Si beaucoup de ces questions sont en suspens, la Febea a mené une étude au second semestre 2024 auprès de 400 créateurs et créatrices afin de mieux les cerner. La moitié réalise moins de 500 000 euros de chiffre d’affaires même si 22% se situent entre 1 et 5 millions d’euros million d’euros, l’essentiel ayant moins de 9 salariés. Seules 5% ont dépassé le seuil de 5 millions de chiffre d’affaires qui permet souvent de réaliser des levées de fonds. Le positionnement est avant tout premium, en second arrive le milieu de gamme. Le luxe ou l’entrée de gamme sont faiblement représentés.

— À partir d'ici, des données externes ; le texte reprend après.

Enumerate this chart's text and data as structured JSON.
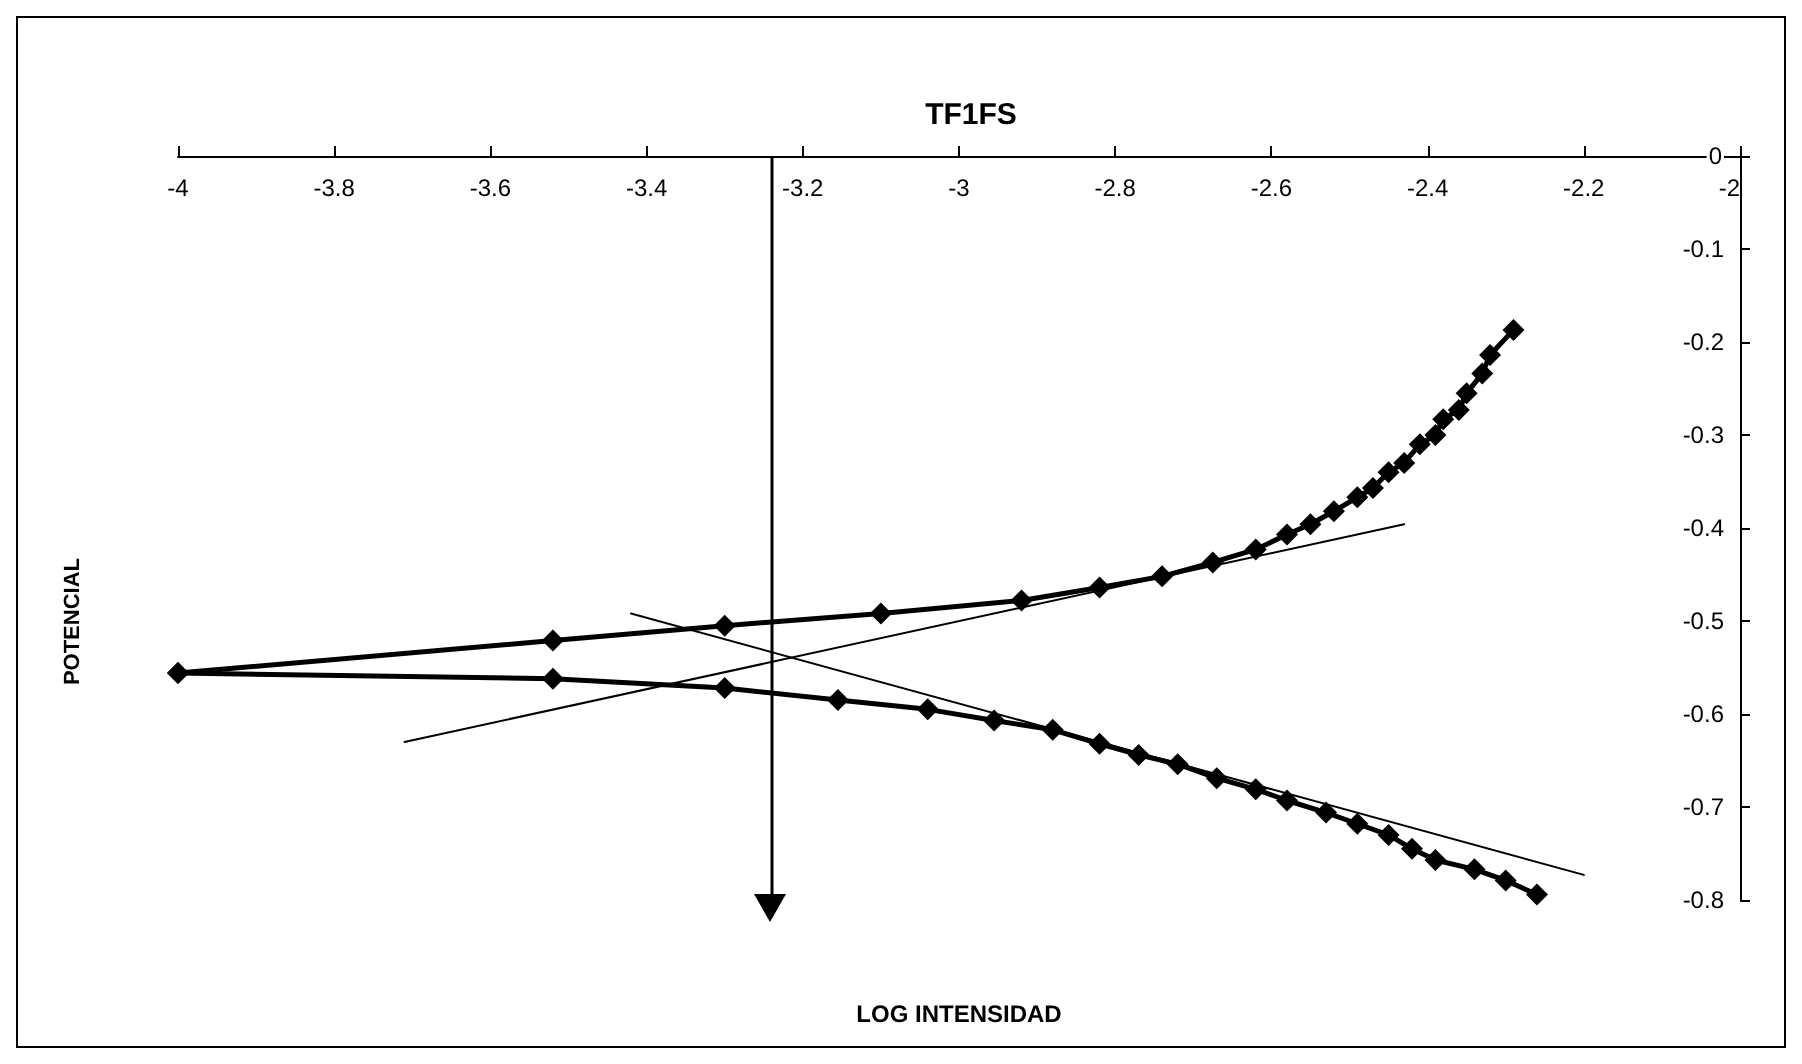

Les trois arguments phare pour appuyer leur développement sont : le made in France, la naturalité et l’expertise scientifique. Le capillaire est le 5e secteur de création loin derrière les deux leaders, le soin de la peau (63% !) et le maquillage (15%). Les indies, toutes sur Instagram, sont pour la moitié d’entre-elles, sur Tik Tok. Les deux tiers des créateurs de ces jeunes pousses viennent de l’industrie cosmétique. Leur indépendance, argument fort, les dessert cependant pour se construire un réseau de distribution et développer l’export du fait d’un déficit d’image notamment. Il n’empêche, la distribution web et la digitalisation ont permis de booster la création de ces entreprises, surtout depuis 2019 année du doublement de leur rythme de croissance.